Das Novus Quartet nähert sich der Elegie, der emotional gezügelten Romantik des zweiten Streichquartetts in a-Moll mit Formbewusstsein und kristallinem Weitblick, im letzten mit jener musikantisch instinktiven Ader, die das kodierte Geheimnis der Harmonien in stets changierenden spätsommerlichen Farben pinselt.
Den unbeschwerten Abspann des Albums bildet das dritte Streichquartett in B-Dur, Op. 67, mit dem Brahms 1875 in Wien begann und das er im Sommer 1876 in Ziegelhausen am Neckar östlich von Heidelberg vollendete. Klanglich bildet dieses lebhafte Quartett mit seiner pastoralen Gestik, den derben Ländlerzitaten, den wie improvisiert wirkenden Überraschungsvolten eine Hommage an die Bratsche. In den Variationen des Finales auf ein volksliedhaftes Thema steigert sich die Stimmung zu einem komplett verspielt übermütigen Kehraus.
Das als Gewinner des ARD-Wettbewerbs auch in Deutschland renommierte Novus Quartet gibt dem Stück mit Temperament und deftigem Bogenstrich Kontur.
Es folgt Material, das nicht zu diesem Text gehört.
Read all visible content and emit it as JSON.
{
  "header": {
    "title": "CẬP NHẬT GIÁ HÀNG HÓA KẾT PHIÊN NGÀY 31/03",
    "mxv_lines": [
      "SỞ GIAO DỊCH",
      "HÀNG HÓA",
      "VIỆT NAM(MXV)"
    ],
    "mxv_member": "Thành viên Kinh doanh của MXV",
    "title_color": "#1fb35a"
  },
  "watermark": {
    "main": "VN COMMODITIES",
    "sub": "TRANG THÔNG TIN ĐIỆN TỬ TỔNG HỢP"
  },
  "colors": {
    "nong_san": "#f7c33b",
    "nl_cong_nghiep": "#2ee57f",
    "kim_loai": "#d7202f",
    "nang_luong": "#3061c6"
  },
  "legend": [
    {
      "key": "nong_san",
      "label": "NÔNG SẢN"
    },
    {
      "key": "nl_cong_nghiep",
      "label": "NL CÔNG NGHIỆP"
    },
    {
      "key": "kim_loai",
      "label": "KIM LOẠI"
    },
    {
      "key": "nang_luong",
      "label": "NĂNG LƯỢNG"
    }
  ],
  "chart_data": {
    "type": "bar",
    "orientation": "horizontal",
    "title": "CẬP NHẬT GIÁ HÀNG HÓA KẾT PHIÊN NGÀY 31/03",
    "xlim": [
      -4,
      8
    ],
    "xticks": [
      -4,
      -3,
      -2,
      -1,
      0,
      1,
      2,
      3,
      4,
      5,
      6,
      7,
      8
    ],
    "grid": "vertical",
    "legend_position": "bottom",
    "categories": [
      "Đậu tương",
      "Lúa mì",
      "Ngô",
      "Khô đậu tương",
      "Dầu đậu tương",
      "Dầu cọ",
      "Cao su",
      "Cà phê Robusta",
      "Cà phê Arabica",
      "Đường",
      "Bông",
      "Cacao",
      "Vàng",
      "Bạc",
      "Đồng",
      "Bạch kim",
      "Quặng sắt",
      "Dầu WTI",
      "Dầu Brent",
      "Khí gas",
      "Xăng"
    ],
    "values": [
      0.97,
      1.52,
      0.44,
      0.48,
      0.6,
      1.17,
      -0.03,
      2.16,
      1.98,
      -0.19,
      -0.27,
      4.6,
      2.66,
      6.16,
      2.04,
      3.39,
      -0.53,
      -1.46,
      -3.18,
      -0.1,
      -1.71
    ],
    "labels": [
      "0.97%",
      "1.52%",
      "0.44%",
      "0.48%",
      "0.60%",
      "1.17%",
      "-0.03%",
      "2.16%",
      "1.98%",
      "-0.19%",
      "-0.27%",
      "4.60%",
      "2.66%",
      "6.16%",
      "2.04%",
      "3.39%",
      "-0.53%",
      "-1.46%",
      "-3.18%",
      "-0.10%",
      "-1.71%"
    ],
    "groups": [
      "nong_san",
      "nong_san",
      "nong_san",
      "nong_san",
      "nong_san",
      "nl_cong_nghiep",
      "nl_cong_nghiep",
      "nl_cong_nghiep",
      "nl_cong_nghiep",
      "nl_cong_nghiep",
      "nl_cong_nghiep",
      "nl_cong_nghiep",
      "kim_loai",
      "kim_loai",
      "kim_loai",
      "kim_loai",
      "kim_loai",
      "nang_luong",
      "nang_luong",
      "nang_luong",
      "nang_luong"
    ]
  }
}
Der Hörer meint, in der Ferne Haydn mit Federhut und einem verschmitzten Lächeln von der Kutsche aus winken zu sehen, als wäre er auf dem Weg zu einer fröhlichen Landpartie. Mit wem wohl? Mit Brahms natürlich! In der Fantasie sollte dieser Zeitsprung, in welche Richtung auch immer gesehen, erlaubt sein. Musikgeschichtlich ist er, auf Op. 67 bezogen, nicht von der Hand zu weisen. Natürlich immer im Bewusstsein, dass Brahms nicht rückwärtsgewandt agierte, sondern seine Art, sich Vergangenes (fantasievoll) anzueignen, nicht zuletzt gegenwärtig als probates Mittel gilt, die Neugier an Musik am Köcheln zu halten. Nur sollte man es eben so beherrschen wie Brahms, damit es Freude bereitet.
Fazit: Das Abenteuer Interpretation, derart gekonnt und eigenbestimmt angegangen, trägt ein weiteres Mal reife, wohlschmeckende Früchte.